Farmed animals act as intermediary hosts for emerging zoonotic diesases, facilitating their transmission from wild animals to humans. A new study concluded that the next pandemic could start in the U.S. through industrial animal agriculture, fur farming, and the use of animals for entertainment.
Livestock farming is also the leading cause of deforestation worldwide, which impacts pandemic risk because it displaces wildlife species, putting them in closer proximity with each other and to humans.
Phasing out livestock farming is necessary to contain pandemic risk
Relying on animal exploitation for food production is unsustainable and dangerous. The bird flu outbreak is a stark reminder of the consequences of ignoring this reality.

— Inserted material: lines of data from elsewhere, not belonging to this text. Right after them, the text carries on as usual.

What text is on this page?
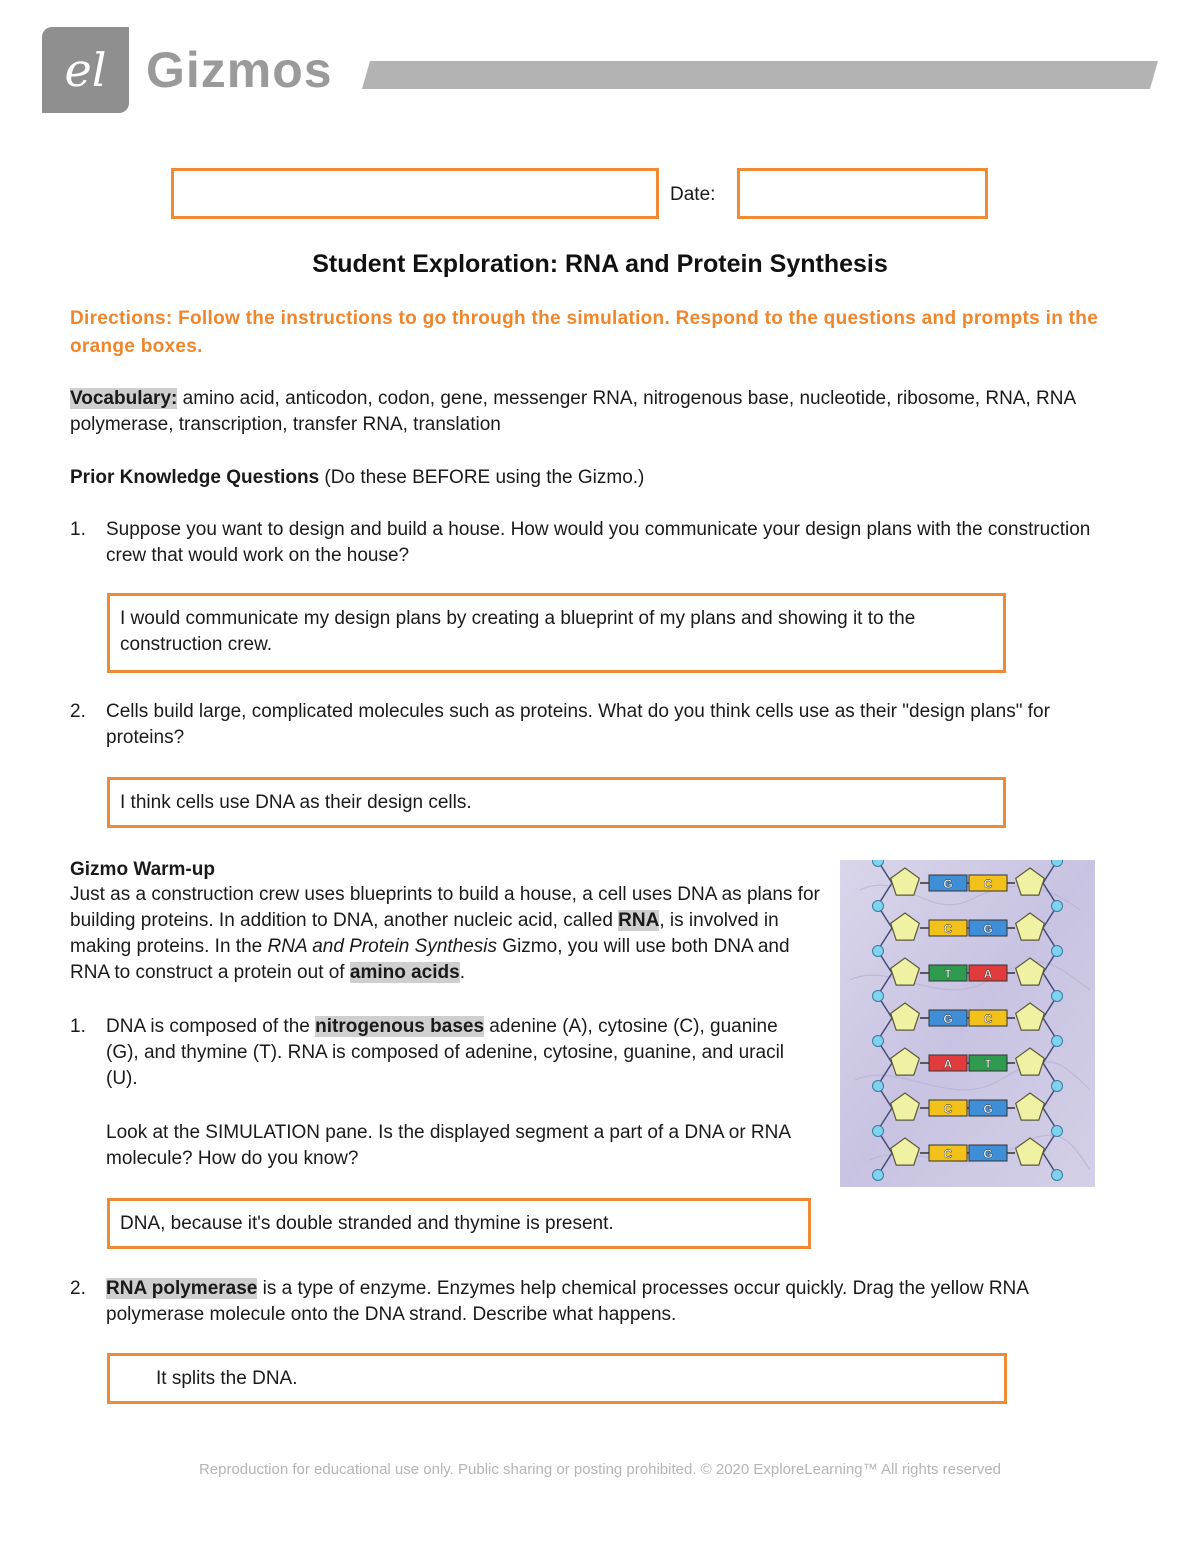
el Gizmos
Date:
Student Exploration: RNA and Protein Synthesis
Directions: Follow the instructions to go through the simulation. Respond to the questions and prompts in the orange boxes.
Vocabulary: amino acid, anticodon, codon, gene, messenger RNA, nitrogenous base, nucleotide, ribosome, RNA, RNA polymerase, transcription, transfer RNA, translation
Prior Knowledge Questions (Do these BEFORE using the Gizmo.)
1.	Suppose you want to design and build a house. How would you communicate your design plans with the construction crew that would work on the house?
I would communicate my design plans by creating a blueprint of my plans and showing it to the construction crew.
2.	Cells build large, complicated molecules such as proteins. What do you think cells use as their "design plans" for proteins?
I think cells use DNA as their design cells.
Gizmo Warm-up
Just as a construction crew uses blueprints to build a house, a cell uses DNA as plans for building proteins. In addition to DNA, another nucleic acid, called RNA, is involved in making proteins. In the RNA and Protein Synthesis Gizmo, you will use both DNA and RNA to construct a protein out of amino acids.
1.	DNA is composed of the nitrogenous bases adenine (A), cytosine (C), guanine (G), and thymine (T). RNA is composed of adenine, cytosine, guanine, and uracil (U).
Look at the SIMULATION pane. Is the displayed segment a part of a DNA or RNA molecule? How do you know?
DNA, because it's double stranded and thymine is present.
2.	RNA polymerase is a type of enzyme. Enzymes help chemical processes occur quickly. Drag the yellow RNA polymerase molecule onto the DNA strand. Describe what happens.
It splits the DNA.
G	C
C	G
T	A
G	C
A	T
C	G
C	G
Reproduction for educational use only. Public sharing or posting prohibited. © 2020 ExploreLearning™ All rights reserved
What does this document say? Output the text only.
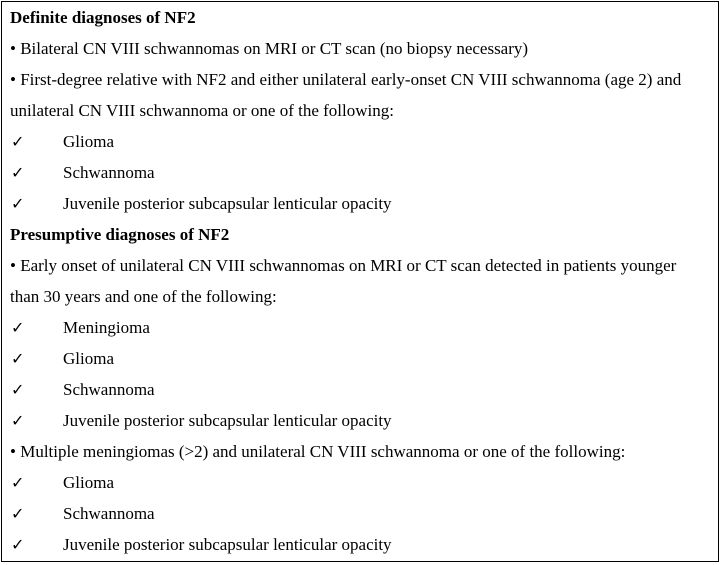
Definite diagnoses of NF2
• Bilateral CN VIII schwannomas on MRI or CT scan (no biopsy necessary)
• First-degree relative with NF2 and either unilateral early-onset CN VIII schwannoma (age 2) and
unilateral CN VIII schwannoma or one of the following:
✓ Glioma
✓ Schwannoma
✓ Juvenile posterior subcapsular lenticular opacity
Presumptive diagnoses of NF2
• Early onset of unilateral CN VIII schwannomas on MRI or CT scan detected in patients younger
than 30 years and one of the following:
✓ Meningioma
✓ Glioma
✓ Schwannoma
✓ Juvenile posterior subcapsular lenticular opacity
• Multiple meningiomas (>2) and unilateral CN VIII schwannoma or one of the following:
✓ Glioma
✓ Schwannoma
✓ Juvenile posterior subcapsular lenticular opacity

To eliminate the virus risks posed by the livestock sector, we must transition to a safer and more sustainable plant-based food system.
This is our only meaningful option. Recent research found that we have no comprehensive strategy to mitigate zoonotic disease risk. Even if a bird flu pandemic is momentarily averted, the conditions in the livestock industry will remain a breeding ground for viruses to constantly mutate and multiply.
In general, studies show that a large-scale shift to a vegan lifestyle could radically improve public health, saving 8 million lives and up to $1 trillion in healthcare costs every year.
We ALL need to get active
If we don’t change our consumption habits, companies won’t change. If we don’t build public pressure, politics won’t change. Without us getting active, those “up there” will neither be willing nor able to save us.
Switching to a plant-based lifestyle, and inspiring others to do the same, is the single best way you can help reduce the risk of a next catastrophic pandemic.